A Yogi who has proceeded through the path of Yoga to attain Jnana, under the guidance of a teacher who has Self Knowledge, undertakes Yoga only to get Jnana. His teacher would have helped him negate all the gunas superimposed on his Self, gradually, through different teaching methodologies ranging from Karma Yoga to Raja Yoga to Jnana Yoga. For such a prepared mind, attainment of Jnana, finally happens when he knows that he is not the gunas but their Witness.

So the Jnani solves the problem of experience by understanding that he is not the three gunas. In his essential nature as Atma, he is beyond both the experience and the experiencer. So he is not interested, not at all bothered, not at all concerned about changing anything in his experience. He just knows that he is their Witness and that as Witness he is untouched by the three gunas. There is never any contact of the Self/Atma/Witness with the gunas so he does not bother changing them, controlling them or manipulating them. This is the Asparsha Yoga/Contactless Yoga of Gaudapda.

The Bahagavad Gita quote 14.20 shows that the “embodied one” is released from all suffering and attains immortality. This is the Jnani who is the Jivanmukta – one who has acquired the knowledge that, being beyond the gunas, he is not the doer, but the gunas who are the doer.
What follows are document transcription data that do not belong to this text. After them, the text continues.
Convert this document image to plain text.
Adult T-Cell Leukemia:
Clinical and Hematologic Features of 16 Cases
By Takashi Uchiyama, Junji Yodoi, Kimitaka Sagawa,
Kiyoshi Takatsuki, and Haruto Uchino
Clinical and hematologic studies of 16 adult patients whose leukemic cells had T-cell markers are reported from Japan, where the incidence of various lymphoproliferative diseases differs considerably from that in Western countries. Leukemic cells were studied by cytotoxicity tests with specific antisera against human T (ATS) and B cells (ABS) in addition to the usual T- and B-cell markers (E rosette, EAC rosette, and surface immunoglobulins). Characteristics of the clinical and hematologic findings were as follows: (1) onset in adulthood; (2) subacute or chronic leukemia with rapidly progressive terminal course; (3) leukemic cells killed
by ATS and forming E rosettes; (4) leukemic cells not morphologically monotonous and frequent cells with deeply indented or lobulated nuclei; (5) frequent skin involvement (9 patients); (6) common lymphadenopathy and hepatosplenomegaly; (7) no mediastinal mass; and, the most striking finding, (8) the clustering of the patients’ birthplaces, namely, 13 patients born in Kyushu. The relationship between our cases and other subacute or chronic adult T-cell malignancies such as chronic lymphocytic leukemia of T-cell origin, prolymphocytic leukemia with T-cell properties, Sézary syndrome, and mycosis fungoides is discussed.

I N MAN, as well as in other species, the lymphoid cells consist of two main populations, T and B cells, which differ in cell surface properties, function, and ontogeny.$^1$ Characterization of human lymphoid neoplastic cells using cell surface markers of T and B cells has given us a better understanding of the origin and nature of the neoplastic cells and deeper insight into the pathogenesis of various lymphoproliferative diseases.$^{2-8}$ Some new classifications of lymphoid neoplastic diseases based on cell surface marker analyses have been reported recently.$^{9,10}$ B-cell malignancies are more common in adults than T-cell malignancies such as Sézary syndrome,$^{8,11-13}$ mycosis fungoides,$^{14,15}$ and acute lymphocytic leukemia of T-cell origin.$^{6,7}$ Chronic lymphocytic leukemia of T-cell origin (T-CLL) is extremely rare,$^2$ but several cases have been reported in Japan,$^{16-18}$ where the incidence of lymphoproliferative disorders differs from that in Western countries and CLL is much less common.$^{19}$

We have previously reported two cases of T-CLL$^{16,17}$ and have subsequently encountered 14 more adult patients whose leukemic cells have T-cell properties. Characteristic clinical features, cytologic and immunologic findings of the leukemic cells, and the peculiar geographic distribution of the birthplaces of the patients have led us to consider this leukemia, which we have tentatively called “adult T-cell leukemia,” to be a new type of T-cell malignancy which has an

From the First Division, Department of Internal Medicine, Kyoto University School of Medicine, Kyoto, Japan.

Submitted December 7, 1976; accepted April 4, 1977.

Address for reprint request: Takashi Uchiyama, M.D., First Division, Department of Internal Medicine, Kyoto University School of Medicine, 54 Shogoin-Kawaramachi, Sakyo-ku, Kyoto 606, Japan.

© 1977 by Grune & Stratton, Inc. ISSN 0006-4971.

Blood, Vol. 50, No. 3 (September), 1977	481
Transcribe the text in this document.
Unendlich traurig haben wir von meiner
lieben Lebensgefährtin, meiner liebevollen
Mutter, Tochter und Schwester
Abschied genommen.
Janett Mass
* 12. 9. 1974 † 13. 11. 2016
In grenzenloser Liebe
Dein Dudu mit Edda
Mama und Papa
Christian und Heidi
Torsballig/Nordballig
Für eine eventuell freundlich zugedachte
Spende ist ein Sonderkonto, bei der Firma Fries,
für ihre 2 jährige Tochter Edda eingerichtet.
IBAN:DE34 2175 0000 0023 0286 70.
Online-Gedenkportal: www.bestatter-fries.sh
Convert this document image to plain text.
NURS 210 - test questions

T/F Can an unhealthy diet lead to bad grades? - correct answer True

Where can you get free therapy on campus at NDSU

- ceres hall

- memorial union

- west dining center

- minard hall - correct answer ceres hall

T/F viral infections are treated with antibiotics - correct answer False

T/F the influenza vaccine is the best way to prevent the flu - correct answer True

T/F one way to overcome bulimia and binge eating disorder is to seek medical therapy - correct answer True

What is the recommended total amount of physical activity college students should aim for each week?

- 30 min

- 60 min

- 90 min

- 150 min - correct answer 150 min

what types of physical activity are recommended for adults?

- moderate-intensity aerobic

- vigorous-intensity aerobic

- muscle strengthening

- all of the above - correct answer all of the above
As already stated previously in this article, not being a doer, does not mean he is seen doing nothing. He is seen doing but the jnani knows that he is doing nothing: it is the gunas which are doing. Only when one does not have this firm and direct knowledge, does one fiddle and medddle with gunas to make them sattvic etc. A jnani being Self just witnesses them doing their work.

Just as a well-lighted fire reduces wood to ashes, so too, Arjuna ! the fire of (Self) knowledge reduces all actions (results of actions) to ashes.